The new Republican majority in the House of Representatives has already voted to scrap the entire healthcare law. The Republicans in the Senate tried the same thing, but the Democratic majority prevented that from happening. Obama and the Democrats have said they are willing to take a look at individual sections of the new health care law to see if these can be improved, but they will not touch the whole law as such. For the moment, at least, it seems that the fight over the healthcare law in Congress has reached a stalemate
It is here, where the legislative process seemed to have reached an impasse, that that the focus has turned to the courts. In a series of legal maneuvers opponents of the healthcare law now seek to have it declared unconstitutional.
Twenty six attorney generals – all of them Republicans — are suing the Obama administration. Their goal is for the U.S. Supreme Court to find the new law unconstitutional. In addition, four federal judges in the states of Virginia, Michigan and Florida have expressed their opinion on the healthcare law. Two of them, both Democrats, have said that the law is consistent with the Constitution. The other two, both Republicans, had objections and one said that the entire law is unconstitutional.
For the opponents, the central argument has focused on the fact that, starting in 2014, everyone must buy health insurance. Congress does not have the power to order such a thing. No one can be forced to do this, they argue. But proponents of the new law say that it is no different from the fact that people have to buy car insurance or home insurance. Congress has this power. Choosing not to participate will make the system unfair and eventually so expensive that nobody will be able to afford insurance.

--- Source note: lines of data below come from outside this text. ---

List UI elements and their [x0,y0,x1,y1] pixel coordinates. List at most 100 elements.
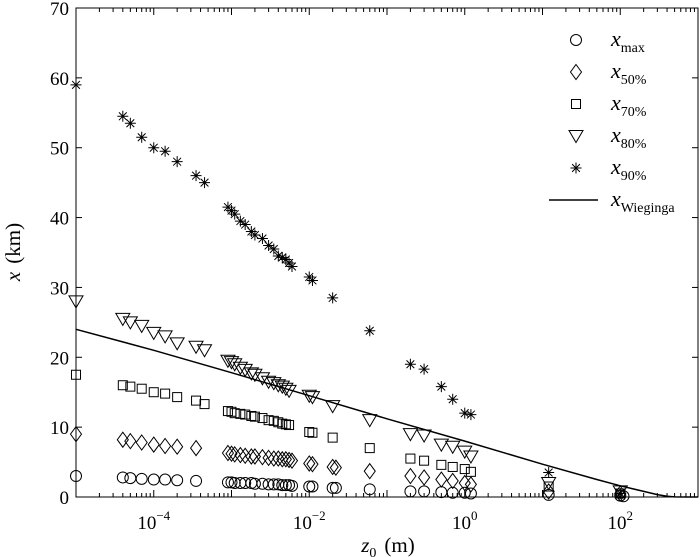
data-point [284,420,295,431]
data-point [125,381,136,392]
data-point [272,250,284,262]
data-point [447,461,458,472]
y-tick-label: 50 [50,139,69,160]
data-point [262,449,275,467]
legend-label: x70% [610,90,647,120]
data-point [254,372,271,386]
data-point [169,337,186,351]
legend-item: xmax [570,26,645,56]
data-point [364,443,375,454]
data-point [220,354,236,369]
data-point [228,477,241,490]
y-tick-label: 60 [50,69,69,90]
data-point [326,458,339,476]
data-point [256,233,268,245]
data-point [116,431,129,449]
data-point [117,110,129,122]
data-point [306,274,318,286]
data-point [225,445,238,463]
data-point [228,446,241,463]
legend-label: x80% [610,122,647,152]
data-point [232,361,249,376]
data-point [190,170,202,182]
data-point [70,79,82,91]
data-point [245,448,258,465]
data-point [361,414,378,428]
data-point [263,240,275,252]
data-point [124,472,137,485]
series-wieginga [75,328,698,498]
legend-item: x50% [569,58,647,88]
data-marks [68,79,698,503]
data-point [327,292,339,304]
data-point [157,330,173,344]
data-point [116,471,129,484]
data-point [191,395,202,406]
data-point [196,344,213,358]
data-point [464,487,477,500]
data-point [122,316,139,330]
data-point [70,470,82,483]
data-point [285,452,299,470]
data-point [418,363,430,375]
data-point [279,479,292,492]
data-point [148,387,159,398]
data-point [221,476,234,489]
data-point [405,453,416,464]
data-point [364,325,376,337]
x-tick-label: 102 [608,508,634,534]
series-70pct [71,369,626,499]
data-point [435,381,447,393]
data-point [239,447,252,465]
data-point [248,477,261,490]
data-point [239,477,252,490]
data-point [419,455,430,466]
y-tick-label: 30 [50,278,69,299]
x-axis-ticks: 10−4 10−2 100 102 [98,8,695,534]
data-point [286,260,298,272]
data-point [249,411,260,422]
data-point [229,408,240,419]
data-point [286,479,299,492]
data-point [273,417,284,428]
y-tick-label: 10 [50,418,69,439]
data-point [463,450,479,464]
data-point [329,459,342,477]
data-point [542,483,555,500]
data-point [247,368,263,383]
data-point [304,427,315,438]
data-point [329,481,342,494]
y-axis-label: x(km) [1,223,25,282]
data-point [135,434,148,451]
data-point [248,448,262,465]
data-point [234,215,246,227]
data-point [276,251,288,263]
legend-marker [570,162,582,174]
legend-marker [571,99,581,109]
data-point [69,425,83,443]
data-point [464,476,478,493]
data-point [543,467,555,479]
legend-item: x80% [568,122,647,152]
data-point [136,383,147,394]
data-point [306,480,319,493]
data-point [240,409,251,420]
data-point [229,208,241,220]
legend-label: xmax [610,26,645,56]
data-point [447,393,459,405]
data-point [171,474,184,487]
legend-item: xWieginga [549,186,675,216]
data-point [465,466,476,477]
data-point [171,438,184,456]
data-point [124,117,136,129]
data-point [68,295,84,309]
legend-item: x70% [571,90,647,120]
data-point [324,400,341,414]
x-tick-label: 10−2 [293,508,326,534]
data-point [199,177,211,189]
data-point [158,437,172,455]
data-point [444,440,461,455]
data-point [303,455,316,472]
data-point [71,369,81,380]
data-point [262,478,275,491]
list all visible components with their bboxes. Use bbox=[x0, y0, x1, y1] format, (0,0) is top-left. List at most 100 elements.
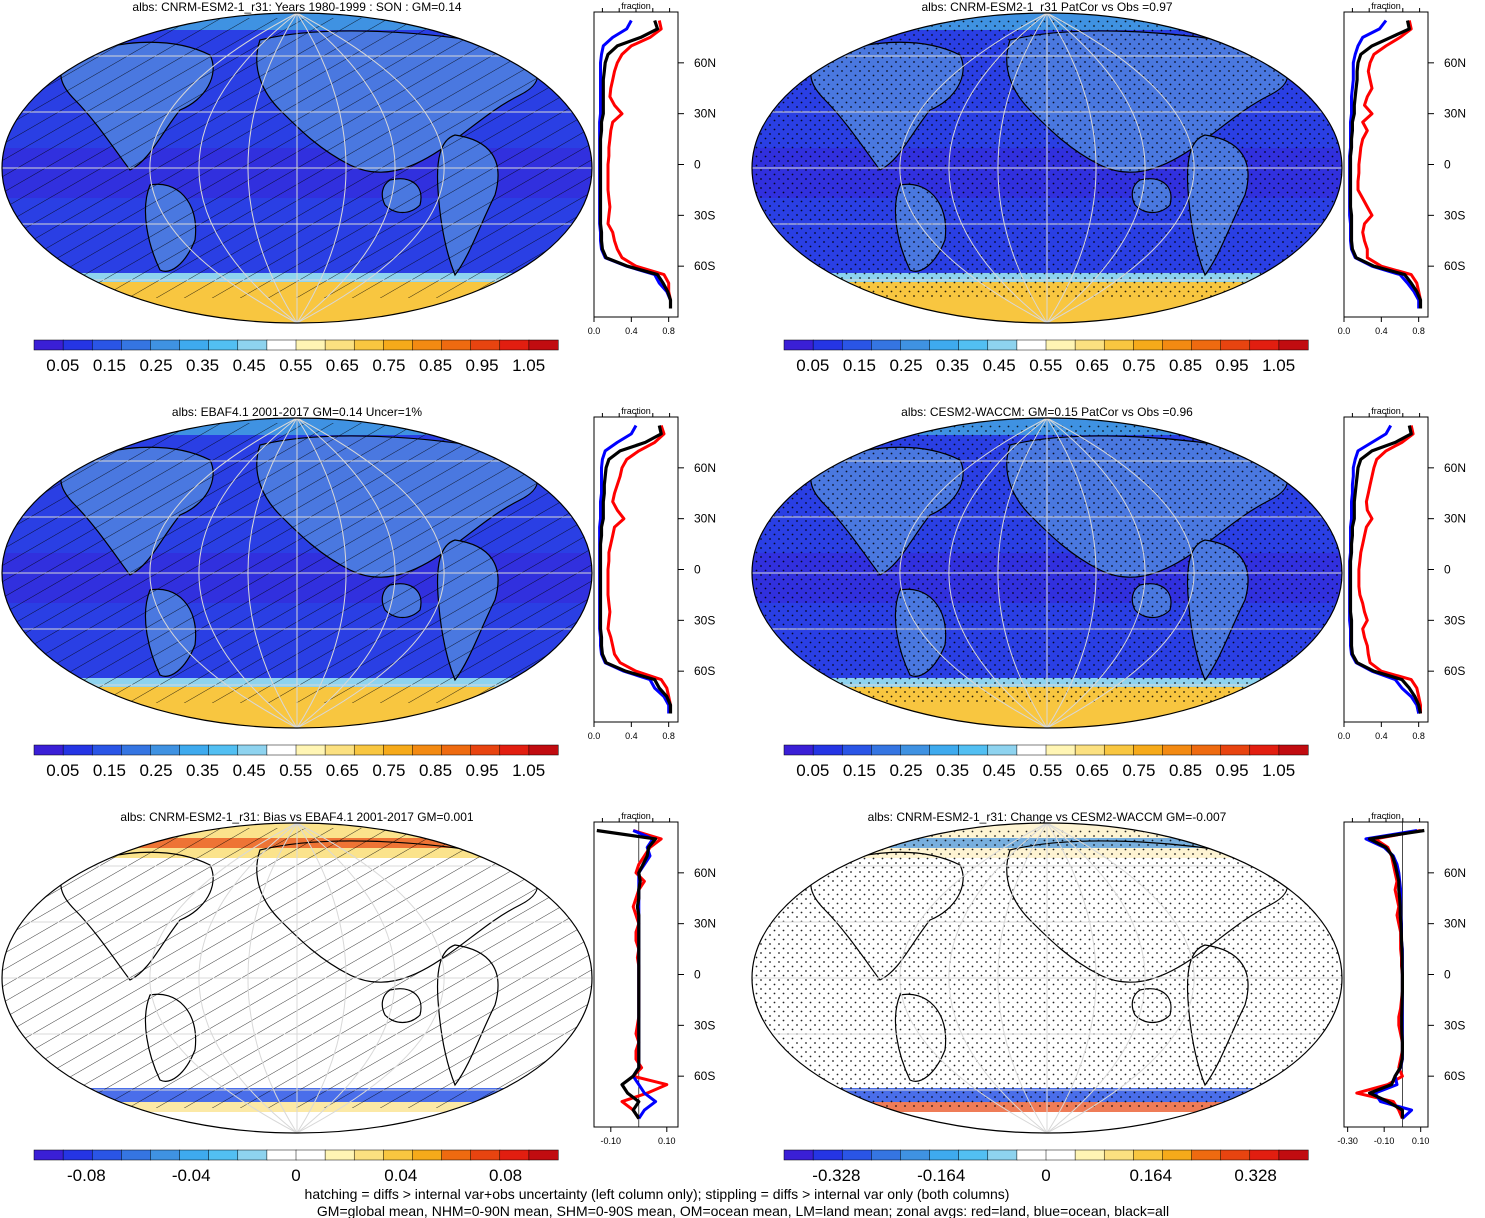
colorbar-swatch bbox=[208, 1149, 239, 1161]
colorbar-swatch bbox=[1045, 339, 1076, 351]
colorbar-label: 1.05 bbox=[512, 356, 545, 375]
colorbar-swatch bbox=[958, 339, 989, 351]
colorbar-swatch bbox=[62, 744, 93, 756]
colorbar-label: 0.25 bbox=[889, 761, 922, 780]
zonal-xtick-label: 0.8 bbox=[1412, 731, 1425, 741]
meridian-line-6 bbox=[296, 418, 445, 728]
colorbar-swatch bbox=[1016, 1149, 1047, 1161]
colorbar-label: -0.08 bbox=[67, 1166, 106, 1185]
colorbar-swatch bbox=[958, 1149, 989, 1161]
meridian-line-6 bbox=[1046, 823, 1195, 1133]
colorbar-swatch bbox=[900, 744, 931, 756]
colorbar-swatch bbox=[528, 339, 559, 351]
panel-p3: albs: EBAF4.1 2001-2017 GM=0.14 Uncer=1%… bbox=[1, 405, 716, 780]
meridian-line-2 bbox=[997, 418, 1048, 728]
zonal-land-line bbox=[606, 20, 672, 309]
meridian-line-5 bbox=[1046, 418, 1146, 728]
colorbar-label: 0.65 bbox=[326, 761, 359, 780]
zonal-all-line bbox=[598, 19, 673, 309]
colorbar-label: 0.05 bbox=[46, 356, 79, 375]
zonal-ytick-label: 60N bbox=[694, 866, 716, 880]
meridian-line-4 bbox=[1046, 13, 1097, 323]
colorbar-swatch bbox=[121, 339, 151, 351]
colorbar-label: 0.25 bbox=[139, 761, 172, 780]
colorbar-swatch bbox=[91, 744, 122, 756]
colorbar-label: 0.65 bbox=[1076, 356, 1109, 375]
colorbar-swatch bbox=[871, 1149, 901, 1161]
colorbar-swatch bbox=[62, 339, 93, 351]
meridian-line-2 bbox=[247, 823, 298, 1133]
zonal-xtick-label: -0.10 bbox=[1374, 1136, 1395, 1146]
colorbar-label: -0.328 bbox=[812, 1166, 860, 1185]
colorbar-swatch bbox=[383, 1149, 413, 1161]
zonal-xtick-label: 0.0 bbox=[1338, 731, 1351, 741]
colorbar-label: 0.05 bbox=[796, 356, 829, 375]
colorbar-swatch bbox=[499, 744, 530, 756]
colorbar-swatch bbox=[33, 339, 64, 351]
meridian-line-4 bbox=[1046, 823, 1097, 1133]
greenland-patch bbox=[462, 16, 552, 44]
meridian-line-6 bbox=[296, 13, 445, 323]
panel-p5: albs: CNRM-ESM2-1_r31: Bias vs EBAF4.1 2… bbox=[1, 810, 716, 1185]
zonal-ytick-label: 30N bbox=[694, 107, 716, 121]
colorbar-label: 0.15 bbox=[843, 356, 876, 375]
zonal-ytick-label: 60S bbox=[1444, 259, 1465, 273]
colorbar-swatch bbox=[353, 1149, 384, 1161]
map bbox=[751, 12, 1343, 324]
colorbar: 0.05 0.15 0.25 0.35 0.45 0.55 0.65 0.75 0.85 0.95… bbox=[783, 744, 1309, 780]
colorbar-swatch bbox=[958, 744, 989, 756]
colorbar-swatch bbox=[470, 744, 501, 756]
colorbar-label: 1.05 bbox=[1262, 356, 1295, 375]
colorbar-label: 0.45 bbox=[983, 761, 1016, 780]
colorbar-swatch bbox=[266, 1149, 297, 1161]
zonal-ytick-label: 60S bbox=[1444, 664, 1465, 678]
colorbar-swatch bbox=[441, 744, 472, 756]
colorbar-swatch bbox=[1133, 1149, 1163, 1161]
colorbar: 0.05 0.15 0.25 0.35 0.45 0.55 0.65 0.75 0.85 0.95… bbox=[33, 744, 559, 780]
zonal-xtick-label: 0.4 bbox=[625, 326, 638, 336]
colorbar-swatch bbox=[324, 339, 355, 351]
colorbar-swatch bbox=[33, 744, 64, 756]
panel-title: albs: CNRM-ESM2-1_r31: Change vs CESM2-W… bbox=[868, 810, 1227, 824]
zonal-ytick-label: 30N bbox=[1444, 107, 1466, 121]
meridian-line-6 bbox=[1046, 13, 1195, 323]
map-border bbox=[1, 417, 593, 729]
zonal-ytick-label: 60S bbox=[694, 664, 715, 678]
colorbar-swatch bbox=[871, 744, 901, 756]
zonal-ytick-label: 30N bbox=[694, 512, 716, 526]
colorbar-swatch bbox=[1074, 1149, 1105, 1161]
colorbar-swatch bbox=[295, 339, 326, 351]
colorbar-swatch bbox=[353, 744, 384, 756]
colorbar-swatch bbox=[324, 1149, 355, 1161]
zonal-ytick-label: 30N bbox=[1444, 512, 1466, 526]
zonal-ytick-label: 60N bbox=[694, 461, 716, 475]
zonal-ytick-label: 60N bbox=[694, 56, 716, 70]
colorbar-label: 0.55 bbox=[279, 356, 312, 375]
colorbar-swatch bbox=[1191, 1149, 1222, 1161]
meridian-line-0 bbox=[899, 823, 1048, 1133]
zonal-xtick-label: 0.0 bbox=[588, 731, 601, 741]
colorbar-swatch bbox=[1220, 744, 1251, 756]
colorbar-label: -0.164 bbox=[917, 1166, 965, 1185]
colorbar-swatch bbox=[1162, 339, 1193, 351]
colorbar-swatch bbox=[1045, 744, 1076, 756]
meridian-line-1 bbox=[948, 418, 1048, 728]
meridian-line-5 bbox=[1046, 13, 1146, 323]
zonal-xtick-label: 0.10 bbox=[658, 1136, 676, 1146]
colorbar-label: 0.75 bbox=[1122, 356, 1155, 375]
colorbar-swatch bbox=[353, 339, 384, 351]
panel-p1: albs: CNRM-ESM2-1_r31: Years 1980-1999 :… bbox=[1, 0, 716, 375]
meridian-line-2 bbox=[997, 823, 1048, 1133]
map-border bbox=[751, 822, 1343, 1134]
zonal-xlabel: fraction bbox=[621, 811, 651, 821]
meridian-line-5 bbox=[1046, 823, 1146, 1133]
colorbar-swatch bbox=[987, 744, 1018, 756]
colorbar-label: 0.45 bbox=[233, 356, 266, 375]
zonal-ytick-label: 30N bbox=[1444, 917, 1466, 931]
zonal-xtick-label: 0.10 bbox=[1412, 1136, 1430, 1146]
colorbar-label: 0 bbox=[1041, 1166, 1050, 1185]
colorbar-label: 0.55 bbox=[1029, 356, 1062, 375]
colorbar-swatch bbox=[929, 339, 960, 351]
colorbar-swatch bbox=[1249, 744, 1280, 756]
colorbar-label: 0.65 bbox=[1076, 761, 1109, 780]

Much of the present debate is now focused on the date when the healthcare law will reach the Supreme Court. That it will reach the highest court seems a foregone conclusion, although no one knows when that will happen . One year? Two years?

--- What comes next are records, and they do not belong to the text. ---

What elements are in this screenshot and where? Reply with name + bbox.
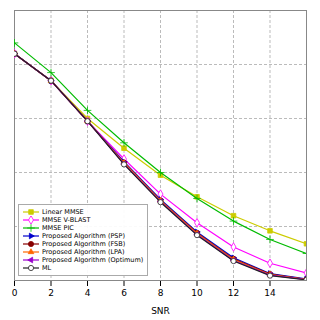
svg-text:SNR: SNR <box>151 306 170 316</box>
html-text:Proposed Algorithm (LPA): Proposed Algorithm (LPA) <box>42 248 125 256</box>
svg-text:6: 6 <box>121 288 127 298</box>
svg-text:0: 0 <box>12 288 18 298</box>
svg-text:4: 4 <box>85 288 91 298</box>
svg-text:10: 10 <box>191 288 203 298</box>
html-text:MMSE PIC: MMSE PIC <box>42 224 74 232</box>
svg-text:12: 12 <box>228 288 239 298</box>
svg-text:8: 8 <box>158 288 164 298</box>
html-text:Proposed Algorithm (PSP): Proposed Algorithm (PSP) <box>42 232 125 240</box>
html-text:Proposed Algorithm (FSB): Proposed Algorithm (FSB) <box>42 240 126 248</box>
html-text:Proposed Algorithm (Optimum): Proposed Algorithm (Optimum) <box>42 256 144 264</box>
html-text:ML: ML <box>42 264 52 272</box>
html-text:MMSE V-BLAST: MMSE V-BLAST <box>42 216 91 224</box>
svg-text:2: 2 <box>48 288 54 298</box>
html-text:Linear MMSE: Linear MMSE <box>42 208 84 216</box>
svg-text:14: 14 <box>264 288 276 298</box>
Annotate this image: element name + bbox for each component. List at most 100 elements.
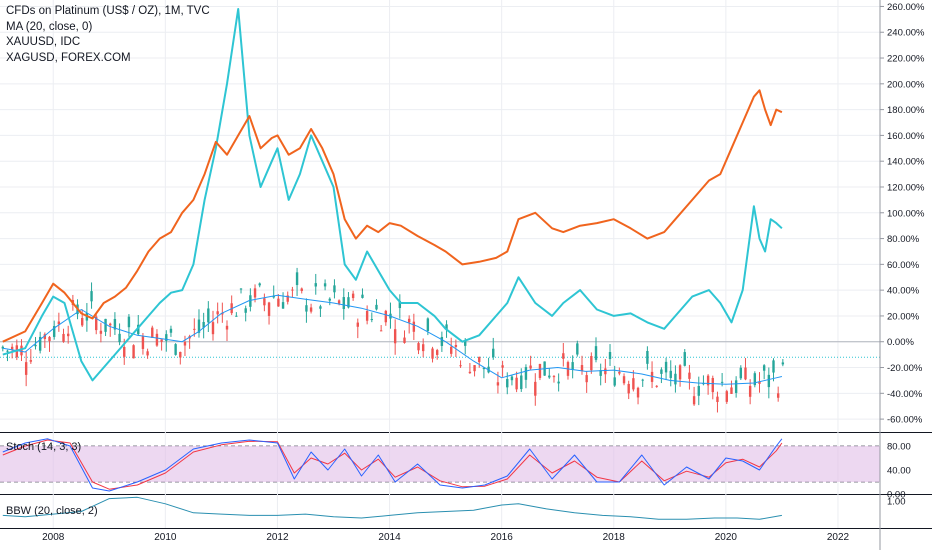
y-tick-label[interactable]: -40.00%	[887, 389, 923, 400]
candle-body	[669, 370, 672, 378]
series-lines	[2, 8, 783, 520]
candle-body	[305, 305, 308, 312]
candle-body	[641, 379, 644, 381]
x-tick-label[interactable]: 2018	[603, 532, 626, 543]
candle-body	[664, 361, 668, 373]
candle-body	[739, 367, 743, 379]
stochastic-tick-label[interactable]: 80.00	[887, 442, 911, 453]
y-tick-label[interactable]: 0.00%	[887, 337, 914, 348]
candle-body	[267, 302, 271, 316]
candle-body	[375, 304, 378, 310]
candle-body	[450, 346, 453, 354]
candle-body	[692, 396, 696, 405]
compare-symbol-xagusd[interactable]: XAGUSD, FOREX.COM	[6, 51, 131, 64]
candle-body	[193, 328, 196, 330]
candle-body	[309, 307, 313, 312]
candle-body	[249, 295, 252, 307]
candle-body	[426, 318, 430, 331]
candle-body	[34, 344, 37, 347]
y-tick-label[interactable]: 240.00%	[887, 28, 925, 39]
candle-body	[767, 374, 771, 388]
candle-body	[38, 336, 42, 351]
x-tick-label[interactable]: 2020	[715, 532, 738, 543]
candle-body	[295, 272, 299, 286]
candle-body	[515, 377, 518, 390]
candle-body	[221, 312, 224, 315]
candle-body	[333, 285, 336, 293]
stochastic-k-line	[2, 438, 783, 492]
candle-body	[753, 373, 757, 386]
x-tick-label[interactable]: 2022	[827, 532, 850, 543]
compare-symbol-xauusd[interactable]: XAUUSD, IDC	[6, 36, 81, 48]
candle-body	[459, 365, 462, 367]
y-tick-label[interactable]: 140.00%	[887, 157, 925, 168]
y-tick-label[interactable]: 60.00%	[887, 260, 920, 271]
x-tick-label[interactable]: 2012	[266, 532, 289, 543]
candle-body	[417, 343, 420, 351]
candle-body	[393, 329, 397, 344]
candle-body	[412, 321, 416, 332]
candle-body	[174, 344, 177, 355]
platinum-candles	[1, 267, 785, 413]
candle-body	[277, 298, 280, 307]
time-axis[interactable]: 2008 2010 2012 2014 2016 2018 2020 2022	[42, 532, 849, 543]
candle-body	[725, 391, 728, 402]
y-tick-label[interactable]: 200.00%	[887, 79, 925, 90]
candle-body	[688, 372, 691, 379]
candle-body	[337, 300, 341, 304]
candle-body	[454, 344, 458, 347]
candle-body	[618, 371, 621, 374]
candle-body	[347, 297, 350, 308]
y-tick-label[interactable]: -20.00%	[887, 363, 923, 374]
x-tick-label[interactable]: 2016	[491, 532, 514, 543]
candle-body	[197, 319, 201, 333]
candle-body	[272, 295, 275, 298]
candle-body	[57, 321, 61, 325]
y-tick-label[interactable]: 40.00%	[887, 286, 920, 297]
ma-indicator-label[interactable]: MA (20, close, 0)	[6, 20, 93, 33]
candle-body	[370, 319, 374, 321]
candle-body	[356, 322, 359, 327]
y-tick-label[interactable]: 100.00%	[887, 208, 925, 219]
y-tick-label[interactable]: 260.00%	[887, 2, 925, 13]
candle-body	[599, 370, 602, 376]
y-tick-label[interactable]: -60.00%	[887, 415, 923, 426]
candle-body	[165, 334, 168, 341]
candle-body	[590, 356, 593, 371]
candle-body	[137, 324, 140, 335]
candle-body	[627, 383, 630, 394]
candle-body	[141, 336, 145, 349]
y-tick-label[interactable]: 120.00%	[887, 182, 925, 193]
candle-body	[464, 340, 467, 346]
bbw-pane-label[interactable]: BBW (20, close, 2)	[6, 505, 98, 517]
candle-body	[104, 318, 107, 332]
candle-body	[123, 347, 126, 357]
x-tick-label[interactable]: 2014	[378, 532, 401, 543]
price-axis[interactable]: 260.00% 240.00% 220.00% 200.00% 180.00% 160.0…	[879, 0, 925, 550]
candle-body	[403, 337, 406, 343]
stochastic-pane-label[interactable]: Stoch (14, 3, 3)	[6, 441, 82, 453]
candle-body	[510, 376, 514, 381]
y-tick-label[interactable]: 220.00%	[887, 54, 925, 65]
candle-body	[650, 371, 654, 382]
xauusd-line	[2, 89, 783, 343]
candle-body	[571, 362, 574, 370]
candle-body	[127, 316, 131, 328]
candle-body	[207, 308, 210, 323]
candle-body	[244, 308, 247, 313]
x-tick-label[interactable]: 2008	[42, 532, 65, 543]
stochastic-tick-label[interactable]: 0.00	[887, 490, 906, 501]
candle-body	[151, 327, 154, 338]
bbw-tick-label[interactable]: 1.00	[887, 497, 906, 508]
x-tick-label[interactable]: 2010	[154, 532, 177, 543]
candle-body	[548, 375, 551, 378]
y-tick-label[interactable]: 80.00%	[887, 234, 920, 245]
candle-body	[678, 365, 682, 380]
main-symbol-title[interactable]: CFDs on Platinum (US$ / OZ), 1M, TVC	[6, 5, 210, 17]
y-tick-label[interactable]: 180.00%	[887, 105, 925, 116]
y-tick-label[interactable]: 160.00%	[887, 131, 925, 142]
y-tick-label[interactable]: 20.00%	[887, 311, 920, 322]
candle-body	[99, 330, 103, 334]
stochastic-tick-label[interactable]: 40.00	[887, 466, 911, 477]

Meanwhile, legal experts on all sides are lining up, pro and con. In recent articles in the New York Times and the New York Review of Books, Harvard law professor, Laurence Tribe, and Georgetown University law professor, David Cole, both regarded as liberals, are surprisingly optimistic about the Supreme Court’s future decision on the healthcare law. Both argue that the law is based on well-established praxis and that there are enough precedents for the Nine on the Court, in spite of their ideological differences, to uphold the healthcare law and thereby declare it consistent with the U.S. Constitution.
We’ll see if they are right when the time comes. If so, it will be a decisive step for America in its gradual transition to a country where everyone has the right to health insurance. If not, it’s back to square one.